After customers concerns mounted and received more press, Apple publicly admitted that it had made changes one year earlier in the iOS 10.2.1 software update that is likely to have been responsible for the slowdown that customers may have experienced in iPhone 6, iPhone 6 Plus, iPhone 6s, iPhone 6s Plus, iPhone 7, and iPhone SE.  The slowing affected millions of people with thirty-three U.S states claiming that Apple had caused the battery-slowing to encourage battery replacement and new phone purchases.

Apple issued an apology to customers in January 2018 but said that motivation for slowing the batteries was a desire to prolong the life of customer devices by managing their ageing lithium-ion batteries and preventing the inconvenience of a sudden and unexpected shutdown.

Settlement

This latest $113m (£85m) settlement is on top of the $500m that Apple agreed in March to pay to affected iPhone owners as a result of a class-action lawsuit. Although Apple has not admitted to deliberate wrongdoing it has agreed to be more transparent over the next 3 years about iPhone power management.

Other Woes

Apple is also being sued by Epic Games in Australia after Epic’s popular and lucrative ‘Fortnite’ game was removed from the Apple App Store in August after it bypassed Apple’s (and Google’s) in-app payment method, thereby depriving the tech giant(s) of the revenue.  Epic has long complained about having to pay between 15 and 30 per cent of transactions made through apps on iOS, and Android.
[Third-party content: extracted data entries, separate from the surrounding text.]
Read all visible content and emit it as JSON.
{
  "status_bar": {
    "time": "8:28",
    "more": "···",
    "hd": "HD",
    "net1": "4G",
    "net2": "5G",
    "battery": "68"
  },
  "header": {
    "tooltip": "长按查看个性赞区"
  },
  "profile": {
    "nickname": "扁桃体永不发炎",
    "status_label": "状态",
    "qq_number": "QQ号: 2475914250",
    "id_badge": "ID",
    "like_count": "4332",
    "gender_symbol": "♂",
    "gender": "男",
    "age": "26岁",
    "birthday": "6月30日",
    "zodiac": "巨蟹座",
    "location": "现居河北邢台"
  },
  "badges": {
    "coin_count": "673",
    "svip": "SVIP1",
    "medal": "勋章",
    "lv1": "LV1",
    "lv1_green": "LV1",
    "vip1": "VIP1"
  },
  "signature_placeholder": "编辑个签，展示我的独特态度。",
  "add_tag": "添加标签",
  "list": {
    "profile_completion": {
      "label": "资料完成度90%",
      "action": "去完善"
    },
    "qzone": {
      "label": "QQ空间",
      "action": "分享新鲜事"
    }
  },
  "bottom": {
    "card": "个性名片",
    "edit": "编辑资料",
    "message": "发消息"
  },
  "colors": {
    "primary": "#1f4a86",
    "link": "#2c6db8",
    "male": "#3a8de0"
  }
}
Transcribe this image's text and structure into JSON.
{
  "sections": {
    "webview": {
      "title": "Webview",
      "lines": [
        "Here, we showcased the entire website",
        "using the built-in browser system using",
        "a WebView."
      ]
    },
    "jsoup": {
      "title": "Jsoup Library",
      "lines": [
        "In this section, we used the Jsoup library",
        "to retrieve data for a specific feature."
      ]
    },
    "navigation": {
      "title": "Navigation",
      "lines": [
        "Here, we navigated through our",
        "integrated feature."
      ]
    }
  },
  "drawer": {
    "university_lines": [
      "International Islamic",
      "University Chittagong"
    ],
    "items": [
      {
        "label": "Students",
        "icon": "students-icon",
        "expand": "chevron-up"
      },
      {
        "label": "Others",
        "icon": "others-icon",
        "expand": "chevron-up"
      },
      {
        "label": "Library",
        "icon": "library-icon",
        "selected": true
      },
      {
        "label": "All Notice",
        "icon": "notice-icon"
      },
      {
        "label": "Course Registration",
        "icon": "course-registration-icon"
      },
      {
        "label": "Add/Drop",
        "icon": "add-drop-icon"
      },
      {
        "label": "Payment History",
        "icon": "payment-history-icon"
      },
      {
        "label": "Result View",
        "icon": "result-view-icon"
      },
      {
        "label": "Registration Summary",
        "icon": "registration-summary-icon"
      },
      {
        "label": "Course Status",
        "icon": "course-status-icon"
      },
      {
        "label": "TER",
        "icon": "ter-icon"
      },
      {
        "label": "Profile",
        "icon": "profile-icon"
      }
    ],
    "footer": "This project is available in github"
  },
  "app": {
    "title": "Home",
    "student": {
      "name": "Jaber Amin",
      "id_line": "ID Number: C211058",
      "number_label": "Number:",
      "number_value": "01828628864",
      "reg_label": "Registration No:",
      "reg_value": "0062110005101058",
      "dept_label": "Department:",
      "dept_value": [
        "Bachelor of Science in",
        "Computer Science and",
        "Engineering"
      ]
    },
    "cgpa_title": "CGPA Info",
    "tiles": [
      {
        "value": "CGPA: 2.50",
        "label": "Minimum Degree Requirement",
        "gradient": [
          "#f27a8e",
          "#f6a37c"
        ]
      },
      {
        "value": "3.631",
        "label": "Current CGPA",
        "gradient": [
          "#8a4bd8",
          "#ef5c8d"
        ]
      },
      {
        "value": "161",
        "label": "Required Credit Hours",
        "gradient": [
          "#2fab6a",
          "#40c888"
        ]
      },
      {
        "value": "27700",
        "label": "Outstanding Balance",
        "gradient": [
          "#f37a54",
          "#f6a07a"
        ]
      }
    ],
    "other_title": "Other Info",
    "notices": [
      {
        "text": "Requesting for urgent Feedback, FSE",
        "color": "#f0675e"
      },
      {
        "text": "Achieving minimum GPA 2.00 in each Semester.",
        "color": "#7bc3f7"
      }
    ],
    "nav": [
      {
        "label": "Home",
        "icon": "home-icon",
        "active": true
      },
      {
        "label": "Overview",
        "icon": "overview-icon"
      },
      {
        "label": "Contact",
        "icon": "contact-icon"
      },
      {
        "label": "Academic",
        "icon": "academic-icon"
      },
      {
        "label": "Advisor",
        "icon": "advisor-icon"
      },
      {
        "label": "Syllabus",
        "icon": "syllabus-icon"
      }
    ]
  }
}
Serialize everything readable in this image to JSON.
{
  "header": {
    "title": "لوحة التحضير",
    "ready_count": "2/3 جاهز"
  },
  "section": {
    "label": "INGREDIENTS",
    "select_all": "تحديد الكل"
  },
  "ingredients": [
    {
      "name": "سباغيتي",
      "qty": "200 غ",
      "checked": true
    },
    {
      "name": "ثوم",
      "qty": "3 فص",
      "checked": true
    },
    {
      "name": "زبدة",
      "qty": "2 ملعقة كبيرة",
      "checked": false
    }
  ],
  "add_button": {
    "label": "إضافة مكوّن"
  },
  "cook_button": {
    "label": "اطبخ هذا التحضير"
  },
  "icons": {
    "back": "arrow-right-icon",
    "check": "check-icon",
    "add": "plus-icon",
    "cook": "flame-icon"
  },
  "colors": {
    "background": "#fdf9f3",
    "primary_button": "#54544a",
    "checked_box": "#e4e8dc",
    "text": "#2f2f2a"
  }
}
What Does This Mean For Your Business?

The whole debacle over appearing to keep quiet about something that essentially appeared to take away performance that customers had paid for and apparently prompt them to spend more money with Apple to fix it, and the obvious financial gain by Apple appears to have been a trust-damaging blot on Apple’s copybook.  It is no surprise then, that Apple is reaching financial settlements and, no doubt, the trillion-dollar company will be hoping to move on quickly.  It should not be forgotten, however, that whatever the reason for the phone-slowing update, it appears to have caused considerable disruption to the service that many customers had paid for, many of whom are likely to have needed their phones for important business matters.  It was a shock to many customers, who chose Apple for many positive reasons and trusted the brand, that anything like this could have happened and this matter is an example of how managing customer relationships in an age where information is shared quickly and widely by customers via the Internet involves making smart decisions about transparency and being seen to be up-front with loyal customers.